1:2, 6 (Chittister, Pg 27, 29)
My thought, as I read this yet again, is how much I need a leader. While I am not a monk, I am a church member and an oblate and I have chosen to join others in communities, communities with spiritual leaders and guides. I find it all too easy for me to off on my own, to decide for myself what is holy, what is good. When I decide for myself I tend to pick the easy as holy. As I read further in Sr. Joan's reflection I find more of the rule: "Their [Sarabaites] law is what they like to do, whatever strikes their fancy. Anything they believe in and choose, they call holy; anything they dislike, they consider forbidden." (Rule 1:9)
I put myself in the structure and surroundings of our school of spiritual learning, I seek the guidance of others to hold me accountable. I am striving to live in a cenobitic way, one of those who "are seekers of the spiritual life...(to) live with others --and are not a law unto themselves (Chittister, Pg 25). As I read Sr. Joan's reflections I find depth, words, advice, in almost every sentence. I learn that "In monastic spirituality, there is no escape from life, only a chance to confront it, day after day in all its sanctifying tedium and blessed boredom and glorious agitation in the communities of which we are a part at any given moment of our lives." (Pg 27)

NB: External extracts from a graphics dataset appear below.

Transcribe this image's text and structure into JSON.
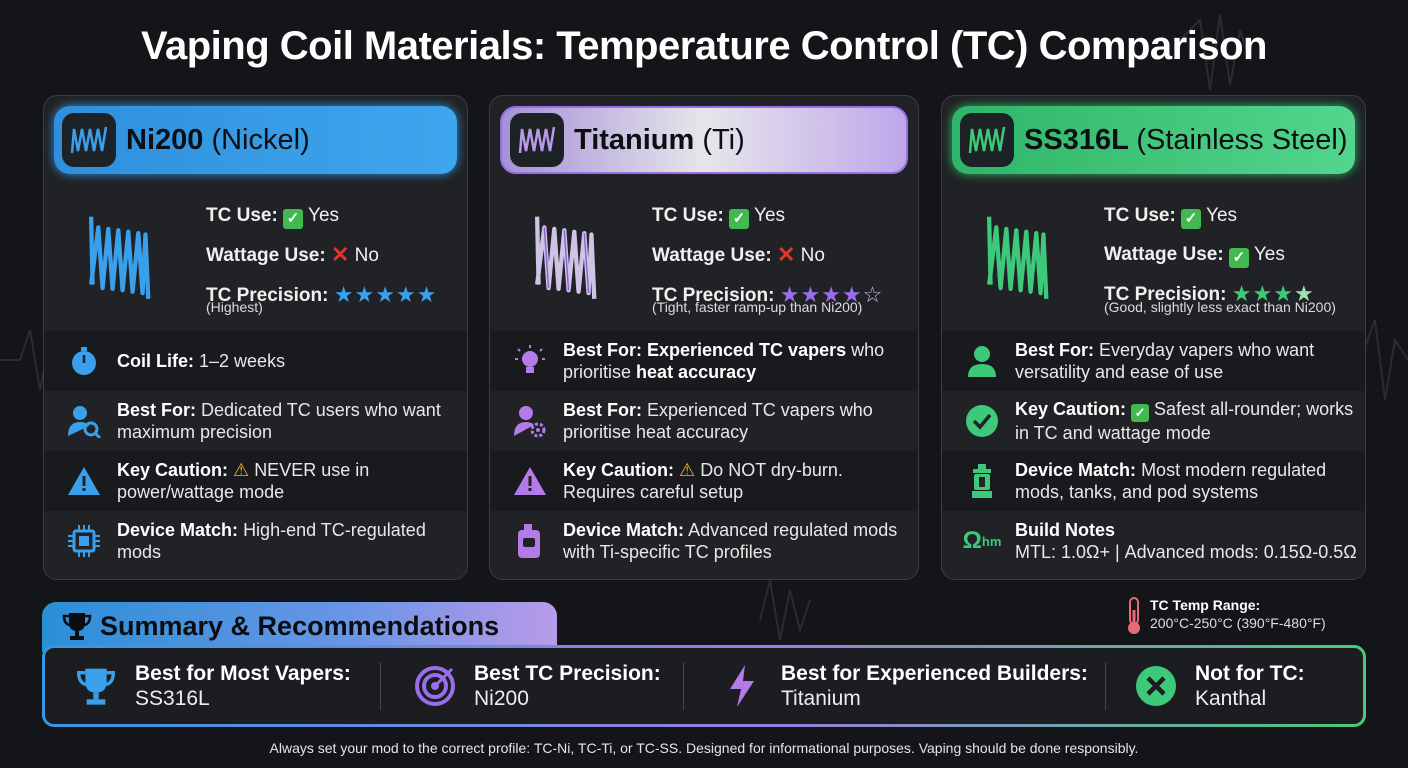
{
  "title": "Vaping Coil Materials: Temperature Control (TC) Comparison",
  "colors": {
    "ni200": "#3aa0ec",
    "titanium": "#b9a8e6",
    "ss316l": "#3ec97a",
    "star_blue": "#3aa0ec",
    "star_purple": "#9a6ee8",
    "star_green": "#3ec97a"
  },
  "cards": [
    {
      "name": "Ni200",
      "name_paren": "(Nickel)",
      "tc_use_label": "TC Use:",
      "tc_use_value": "Yes",
      "wattage_label": "Wattage Use:",
      "wattage_value": "No",
      "precision_label": "TC Precision:",
      "precision_stars": 5,
      "precision_note": "(Highest)",
      "rows": [
        {
          "icon": "stopwatch-icon",
          "label": "Coil Life:",
          "text": "1–2 weeks"
        },
        {
          "icon": "user-search-icon",
          "label": "Best For:",
          "text": "Dedicated TC users who want maximum precision"
        },
        {
          "icon": "warning-icon",
          "label": "Key Caution:",
          "text": "NEVER use in power/wattage mode"
        },
        {
          "icon": "chip-icon",
          "label": "Device Match:",
          "text": "High-end TC-regulated mods"
        }
      ]
    },
    {
      "name": "Titanium",
      "name_paren": "(Ti)",
      "tc_use_label": "TC Use:",
      "tc_use_value": "Yes",
      "wattage_label": "Wattage Use:",
      "wattage_value": "No",
      "precision_label": "TC Precision:",
      "precision_stars": 4.5,
      "precision_note": "(Tight, faster ramp-up than Ni200)",
      "rows": [
        {
          "icon": "lightbulb-icon",
          "label": "Best For: Experienced TC vapers",
          "text": "who prioritise",
          "bold_tail": "heat accuracy"
        },
        {
          "icon": "user-gear-icon",
          "label": "Best For:",
          "text": "Experienced TC vapers who prioritise heat accuracy"
        },
        {
          "icon": "warning-icon",
          "label": "Key Caution:",
          "text": "Do NOT dry-burn. Requires careful setup"
        },
        {
          "icon": "mod-device-icon",
          "label": "Device Match:",
          "text": "Advanced regulated mods with Ti-specific TC profiles"
        }
      ]
    },
    {
      "name": "SS316L",
      "name_paren": "(Stainless Steel)",
      "tc_use_label": "TC Use:",
      "tc_use_value": "Yes",
      "wattage_label": "Wattage Use:",
      "wattage_value": "Yes",
      "precision_label": "TC Precision:",
      "precision_stars": 3.5,
      "precision_note": "(Good, slightly less exact than Ni200)",
      "rows": [
        {
          "icon": "user-icon",
          "label": "Best For:",
          "text": "Everyday vapers who want versatility and ease of use"
        },
        {
          "icon": "check-circle-icon",
          "label": "Key Caution:",
          "text": "Safest all-rounder; works in TC and wattage mode"
        },
        {
          "icon": "tank-icon",
          "label": "Device Match:",
          "text": "Most modern regulated mods, tanks, and pod systems"
        },
        {
          "icon": "ohm-icon",
          "icon_text": "Ωhm",
          "label": "Build Notes",
          "text": "MTL: 1.0Ω+ | Advanced mods: 0.15Ω-0.5Ω"
        }
      ]
    }
  ],
  "summary": {
    "title": "Summary & Recommendations",
    "items": [
      {
        "icon": "trophy-icon",
        "label": "Best for Most Vapers:",
        "value": "SS316L"
      },
      {
        "icon": "target-icon",
        "label": "Best TC Precision:",
        "value": "Ni200"
      },
      {
        "icon": "lightning-icon",
        "label": "Best for Experienced Builders:",
        "value": "Titanium"
      },
      {
        "icon": "x-circle-icon",
        "label": "Not for TC:",
        "value": "Kanthal"
      }
    ]
  },
  "temp_range": {
    "label": "TC Temp Range:",
    "value": "200°C-250°C (390°F-480°F)"
  },
  "footer": "Always set your mod to the correct profile: TC-Ni, TC-Ti, or TC-SS. Designed for informational purposes. Vaping should be done responsibly."
}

A prayer: "Lord Jesus: Please agitate me, help me live my life in your service."
A Note To Anyone Reading:This entry is part of a series that is developing as I read The Rule of Benedict, A Spirituality for the 21st Century, Joan Chittister, Crossroads, 2010. Unless stated otherwise I am using the translation St. Benedict's Rule from her book. I am offering this both to those at St. George's Episcopal Church, Arlington VA, that may be reading Ms. Chittister's book and to anyone that is interested.
Psalms are from The Book of Common Prayer, The Episcopal Church, 1979 unless otherwise noted.